Available on Apple TV and Amazon Prime Video.
- Operation Finale (2018)
There have been a number of films made about the 1960 capture of one of World War II’s most notorious criminals Adolf Eichmann, including The House on Garibaldi Street and The Man Who Captured Eichmann. But the most recent was Operation Finale, a historical drama about the audacious mission by Israeli Mossad agents to spirit the Holocaust mastermind out of Argentina to stand trial for war crimes in Israel.
After Germany's defeat in 1945, American forces captured Eichmann, who then escaped from a detention camp. He lived in Lower Saxony until 1950, when he emigrated to Argentina using false papers. Argentina had a history of turning down extradition requests for Nazi criminals, so in 1960, Israeli Prime Minister David Ben-Gurion authorized Eichmann’s covert capture. The stunning operation and subsequent trial captured the world’s attention and enabled many Holocaust survivors to talk about their experiences for the first time.
Available on FandangoNOW, Vudu, Google Play, Apple TV, Redbox, Hulu, Epix, and Amazon Prime Video.
- School Ties (1992)
This film is chock-full of young but familiar faces – Matt Damon, Brendan Fraser, Ben Affleck, and Chris O’Donnell. It may have been released more than 25 years ago, but it has taken on new significance in the 21st century with antisemitism on the rise.
Fraser plays David Greene, a working-class Jewish teen from Scranton who wins a football scholarship to an elite preparatory school in his senior year. It soon becomes painfully clear that his new buddies don’t like Jews and Greene becomes the target of antisemitic attacks.
School Ties is set in the 1950s, but high schools and colleges have once again become a fertile ground for antisemitism. According to AJC’s recent landmark survey of American Jews on this topic, young Jews are significantly more likely to have been victims of anti-Jewish hate. Nearly half of those surveyed, ages 18-29, said that they have been targeted by antisemitic remarks or have been physically attacked for being Jewish.

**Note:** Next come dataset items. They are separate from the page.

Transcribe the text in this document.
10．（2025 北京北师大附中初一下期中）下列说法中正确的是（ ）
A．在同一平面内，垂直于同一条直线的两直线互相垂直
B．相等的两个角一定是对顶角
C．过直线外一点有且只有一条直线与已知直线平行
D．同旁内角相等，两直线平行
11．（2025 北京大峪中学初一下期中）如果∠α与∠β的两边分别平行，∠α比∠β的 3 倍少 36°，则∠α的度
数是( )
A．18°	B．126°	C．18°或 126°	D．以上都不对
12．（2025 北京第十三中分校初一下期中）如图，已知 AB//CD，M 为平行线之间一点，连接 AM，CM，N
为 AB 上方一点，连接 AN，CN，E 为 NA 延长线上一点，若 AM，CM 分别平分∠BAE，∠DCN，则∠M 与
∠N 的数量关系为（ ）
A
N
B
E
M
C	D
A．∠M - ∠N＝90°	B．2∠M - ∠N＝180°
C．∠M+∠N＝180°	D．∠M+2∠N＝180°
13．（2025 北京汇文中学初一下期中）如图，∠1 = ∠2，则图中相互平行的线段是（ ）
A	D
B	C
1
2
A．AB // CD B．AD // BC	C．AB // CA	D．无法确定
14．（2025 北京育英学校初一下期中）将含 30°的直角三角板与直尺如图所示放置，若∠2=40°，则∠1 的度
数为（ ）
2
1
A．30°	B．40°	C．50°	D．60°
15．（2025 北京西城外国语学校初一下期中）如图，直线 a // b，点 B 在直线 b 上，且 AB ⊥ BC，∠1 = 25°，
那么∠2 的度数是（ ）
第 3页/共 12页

AJC offers LFT (Leaders For Tomorrow) to give high school students the tools to talk about the issues impacting world Jewry today, and the confidence to stand up for these issues in college and throughout their lives, no matter how difficult the situation.
Available on Tubi, Amazon Prime Video, Redbox, Vudu, Google Play, Pluto TV, FandangoNOW, and Apple TV.